I know this is apostasy, but I never did care for the Wynkoop back then. I thought the beer was flat. Angelo Karagas's Wazee Supper Club, beneath the 15th Street viaduct, was the place to be: It was not only one of the few places in Denver with Guinness on tap, but also, one of your staff writers, Alan Dumas, used to do recitations of W.B. Yeats for anyone who would listen.

But here's an odd fact for you: In Patricia Calhoun's article, she mentioned the Terminal Bar that was kitty-corner from the Regency Room at the Oxford Hotel (yeah, I'm that old). While it was a dive, it must have been a nice place at one time, as it had a beautiful old wooden bar that the Billabong fools got rid of. Part of that bar still remains; it's used as an entryway nailed to the front door of a place called Bender's Tavern, down on 13th Avenue.

Now, there's a useless piece of trivia for ya.

Jeremiah M. Attridge   

Denver

"Man's World," Ru Johnson,

January 6

Man Overboard

After reading Ru Johnson's piece on misogyny in hip-hop, I felt compelled to write — from the vantage point of a nobody, but a feminist who is also a lover of hip-hop (despite the perceived inherent conflicts of that statement).

A tool of any who would seek to deceive is to take that which is and flip it upside down to portray it as something different. As it was of benefit at one time to claim the earth was flat, let us not forget the shape of our eyes or the dome they reside in as we consider the significance of the shapes of the planets, suns and moons of the universe. Round.

What does this have to do with hip-hop? Everything. The cipher is round; that which has birthed all MCs, all B-boys. The essence of the wheels where DJs birth new sound: round. The cans containing the paint used by the artist — cylindrical — round at the top (beginning a new can) and round at the bottom when the artist has expressed all that was once within. Beginning to end, present in all elements. The cipher, the circle: the ovum, the earth. See I Power HER.

Hip-hop was born of the cipher, by youth who needed that energy to overcome oppressive conditions. Of course, the main gripe of purists is that hip-hop, our baby, has been co-opted and exploited by the machine. All of us have! Do we not kick rhetoric about knowledge of self? Why would these facts and that recipe for subversion employed by the machine not apply to something as powerful and empowering to humanity as hip-hop?

The cipher is living! But it is poisoned when we fill it with words and energies that tear us down instead of building back what was torn down for us. We cannot blame men for this, because all of us are subject to some level of conditioning. There we go with portraying what is as what it isn't. If woman, the source of human procreation and sustenance, is made into a commodity, the problem perpetuates.

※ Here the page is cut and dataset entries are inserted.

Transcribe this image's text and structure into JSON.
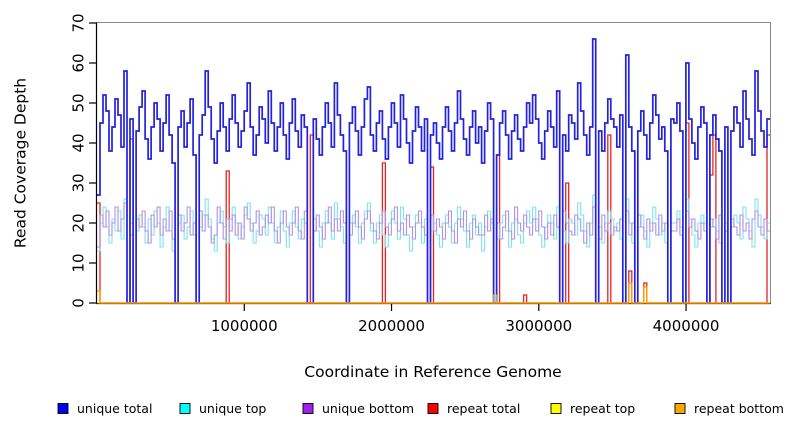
{
  "chart_data": {
    "type": "line",
    "variant": "step",
    "title": "",
    "xlabel": "Coordinate in Reference Genome",
    "ylabel": "Read Coverage Depth",
    "xlim": [
      0,
      4570000
    ],
    "ylim": [
      0,
      70
    ],
    "grid": false,
    "legend_position": "bottom",
    "x_ticks": [
      {
        "value": 1000000,
        "label": "1000000"
      },
      {
        "value": 2000000,
        "label": "2000000"
      },
      {
        "value": 3000000,
        "label": "3000000"
      },
      {
        "value": 4000000,
        "label": "4000000"
      }
    ],
    "y_ticks": [
      {
        "value": 0,
        "label": "0"
      },
      {
        "value": 10,
        "label": "10"
      },
      {
        "value": 20,
        "label": "20"
      },
      {
        "value": 30,
        "label": "30"
      },
      {
        "value": 40,
        "label": "40"
      },
      {
        "value": 50,
        "label": "50"
      },
      {
        "value": 60,
        "label": "60"
      },
      {
        "value": 70,
        "label": "70"
      }
    ],
    "bins": 224,
    "series": [
      {
        "id": "repeat-total",
        "name": "repeat total",
        "color": "#E62222",
        "line_width": 1.3,
        "opacity": 1,
        "n": 224,
        "default": 0,
        "at": {
          "0": 25,
          "11": 41,
          "43": 33,
          "71": 42,
          "95": 35,
          "111": 34,
          "133": 37,
          "142": 2,
          "156": 30,
          "170": 42,
          "177": 8,
          "182": 5,
          "196": 45,
          "204": 32,
          "205": 42,
          "223": 42
        }
      },
      {
        "id": "unique-top",
        "name": "unique top",
        "color": "#7DE3EE",
        "line_width": 1.1,
        "opacity": 1,
        "values": [
          13,
          20,
          24,
          19,
          15,
          21,
          18,
          23,
          16,
          26,
          0,
          20,
          0,
          18,
          22,
          19,
          15,
          21,
          17,
          23,
          20,
          14,
          19,
          24,
          18,
          13,
          0,
          20,
          22,
          16,
          19,
          23,
          17,
          0,
          19,
          22,
          26,
          21,
          16,
          13,
          20,
          23,
          19,
          15,
          21,
          24,
          20,
          16,
          19,
          22,
          25,
          20,
          15,
          18,
          22,
          21,
          17,
          24,
          20,
          15,
          19,
          23,
          18,
          14,
          20,
          23,
          19,
          16,
          21,
          20,
          0,
          0,
          21,
          18,
          14,
          20,
          23,
          20,
          16,
          25,
          21,
          19,
          15,
          0,
          20,
          22,
          19,
          15,
          20,
          23,
          25,
          18,
          15,
          20,
          22,
          17,
          14,
          20,
          23,
          20,
          16,
          24,
          21,
          17,
          13,
          19,
          22,
          20,
          15,
          21,
          0,
          18,
          20,
          17,
          14,
          20,
          22,
          19,
          15,
          20,
          24,
          21,
          18,
          14,
          20,
          22,
          17,
          20,
          13,
          19,
          23,
          20,
          0,
          16,
          20,
          22,
          18,
          14,
          20,
          21,
          17,
          15,
          20,
          23,
          20,
          24,
          21,
          17,
          14,
          19,
          22,
          20,
          16,
          24,
          0,
          18,
          15,
          21,
          20,
          17,
          25,
          22,
          18,
          14,
          20,
          27,
          0,
          19,
          15,
          20,
          23,
          21,
          18,
          20,
          16,
          0,
          26,
          20,
          15,
          0,
          19,
          22,
          18,
          14,
          20,
          24,
          21,
          17,
          20,
          15,
          0,
          20,
          20,
          23,
          19,
          0,
          26,
          21,
          17,
          14,
          20,
          22,
          20,
          0,
          19,
          21,
          18,
          15,
          0,
          20,
          0,
          19,
          22,
          20,
          16,
          24,
          21,
          18,
          14,
          26,
          22,
          19,
          16,
          20
        ]
      },
      {
        "id": "unique-bottom",
        "name": "unique bottom",
        "color": "#AE94E6",
        "line_width": 1.1,
        "opacity": 1,
        "values": [
          14,
          22,
          19,
          23,
          17,
          20,
          24,
          18,
          21,
          25,
          0,
          17,
          0,
          21,
          19,
          23,
          18,
          15,
          22,
          19,
          24,
          17,
          21,
          18,
          23,
          16,
          0,
          22,
          18,
          20,
          24,
          17,
          20,
          0,
          23,
          18,
          22,
          19,
          15,
          17,
          24,
          20,
          16,
          21,
          18,
          22,
          17,
          20,
          16,
          24,
          21,
          18,
          20,
          23,
          17,
          19,
          22,
          20,
          24,
          18,
          15,
          20,
          23,
          19,
          17,
          20,
          24,
          18,
          16,
          23,
          0,
          0,
          18,
          22,
          19,
          16,
          20,
          24,
          18,
          21,
          18,
          23,
          20,
          0,
          17,
          20,
          23,
          19,
          16,
          21,
          23,
          20,
          18,
          16,
          20,
          23,
          19,
          17,
          21,
          24,
          18,
          20,
          17,
          22,
          19,
          16,
          20,
          23,
          19,
          17,
          0,
          22,
          18,
          21,
          19,
          16,
          20,
          23,
          18,
          15,
          21,
          19,
          23,
          18,
          16,
          21,
          19,
          17,
          17,
          22,
          18,
          21,
          0,
          20,
          16,
          19,
          23,
          18,
          16,
          24,
          20,
          18,
          22,
          19,
          17,
          21,
          18,
          23,
          19,
          16,
          20,
          17,
          22,
          19,
          0,
          23,
          20,
          18,
          17,
          22,
          21,
          18,
          15,
          20,
          17,
          24,
          0,
          16,
          22,
          18,
          20,
          17,
          19,
          18,
          21,
          0,
          23,
          17,
          20,
          0,
          22,
          19,
          16,
          21,
          18,
          20,
          17,
          22,
          18,
          20,
          0,
          18,
          18,
          21,
          17,
          0,
          23,
          19,
          21,
          18,
          16,
          20,
          18,
          0,
          21,
          19,
          16,
          22,
          0,
          18,
          0,
          21,
          19,
          17,
          22,
          18,
          20,
          16,
          21,
          23,
          19,
          17,
          21,
          18
        ]
      },
      {
        "id": "unique-total",
        "name": "unique total",
        "color": "#2222DD",
        "line_width": 1.7,
        "opacity": 1,
        "values": [
          27,
          45,
          52,
          48,
          38,
          44,
          51,
          47,
          39,
          58,
          0,
          46,
          0,
          43,
          49,
          53,
          41,
          36,
          44,
          50,
          46,
          38,
          45,
          52,
          42,
          35,
          0,
          44,
          48,
          39,
          45,
          51,
          37,
          0,
          42,
          47,
          58,
          49,
          41,
          35,
          43,
          50,
          44,
          38,
          46,
          52,
          45,
          39,
          43,
          48,
          55,
          44,
          37,
          42,
          49,
          46,
          40,
          53,
          45,
          38,
          44,
          50,
          42,
          36,
          45,
          51,
          43,
          39,
          47,
          44,
          0,
          0,
          46,
          41,
          37,
          44,
          50,
          45,
          39,
          55,
          47,
          42,
          38,
          0,
          45,
          49,
          43,
          37,
          44,
          51,
          54,
          42,
          38,
          45,
          48,
          41,
          36,
          44,
          50,
          45,
          39,
          52,
          46,
          40,
          35,
          43,
          49,
          44,
          38,
          46,
          0,
          42,
          45,
          40,
          36,
          44,
          49,
          43,
          38,
          45,
          53,
          46,
          41,
          37,
          44,
          48,
          40,
          44,
          35,
          43,
          50,
          46,
          0,
          37,
          45,
          48,
          42,
          36,
          43,
          47,
          41,
          38,
          44,
          50,
          45,
          52,
          46,
          40,
          36,
          43,
          48,
          44,
          39,
          53,
          0,
          42,
          38,
          47,
          45,
          41,
          55,
          48,
          42,
          37,
          44,
          66,
          0,
          43,
          38,
          45,
          51,
          46,
          44,
          39,
          47,
          0,
          62,
          44,
          38,
          0,
          43,
          48,
          42,
          36,
          45,
          52,
          47,
          41,
          44,
          38,
          0,
          46,
          45,
          50,
          43,
          0,
          60,
          46,
          40,
          36,
          44,
          49,
          45,
          0,
          42,
          47,
          41,
          38,
          0,
          44,
          0,
          43,
          49,
          45,
          39,
          53,
          46,
          41,
          37,
          58,
          48,
          43,
          39,
          46
        ]
      },
      {
        "id": "repeat-top",
        "name": "repeat top",
        "color": "#EEEE00",
        "line_width": 1.1,
        "opacity": 0.7,
        "n": 224,
        "default": 0,
        "at": {
          "132": 2
        }
      },
      {
        "id": "repeat-bottom",
        "name": "repeat bottom",
        "color": "#FF9E00",
        "line_width": 1.5,
        "opacity": 1,
        "n": 224,
        "default": 0,
        "at": {
          "0": 3,
          "177": 5,
          "182": 4
        }
      }
    ],
    "legend": [
      {
        "label": "unique total",
        "color": "#0000EE"
      },
      {
        "label": "unique top",
        "color": "#00FFFF"
      },
      {
        "label": "unique bottom",
        "color": "#A020F0"
      },
      {
        "label": "repeat total",
        "color": "#FF0000"
      },
      {
        "label": "repeat top",
        "color": "#FFFF00"
      },
      {
        "label": "repeat bottom",
        "color": "#FFA500"
      }
    ]
  },
  "colors": {
    "frame": "#888888",
    "axis": "#000000",
    "background": "#ffffff"
  }
}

If we as women accept that our choice is to either deny our power by acting like one of the boys, or to accept the present as unchangeable — and find a groove and lay down in it — and chalk up our offended sensibilities to differences in mental wiring, we fail. I refuse to belittle or compartmentalize the men I love by accepting that they are porcine and crude by natural design. I refuse to bash the women who exploit themselves on either end of the spectrum — by selling out their flesh, or downplaying their natural feminine power to be like one of the boys. I appeal to all people to do the same. It's an old problem, but nature permits no imbalance to exist permanently. Instead of postulating on fixes for the fallout of misogyny in hip-hop, why don't we check ourselves and how misogyny in society overall has affected us all?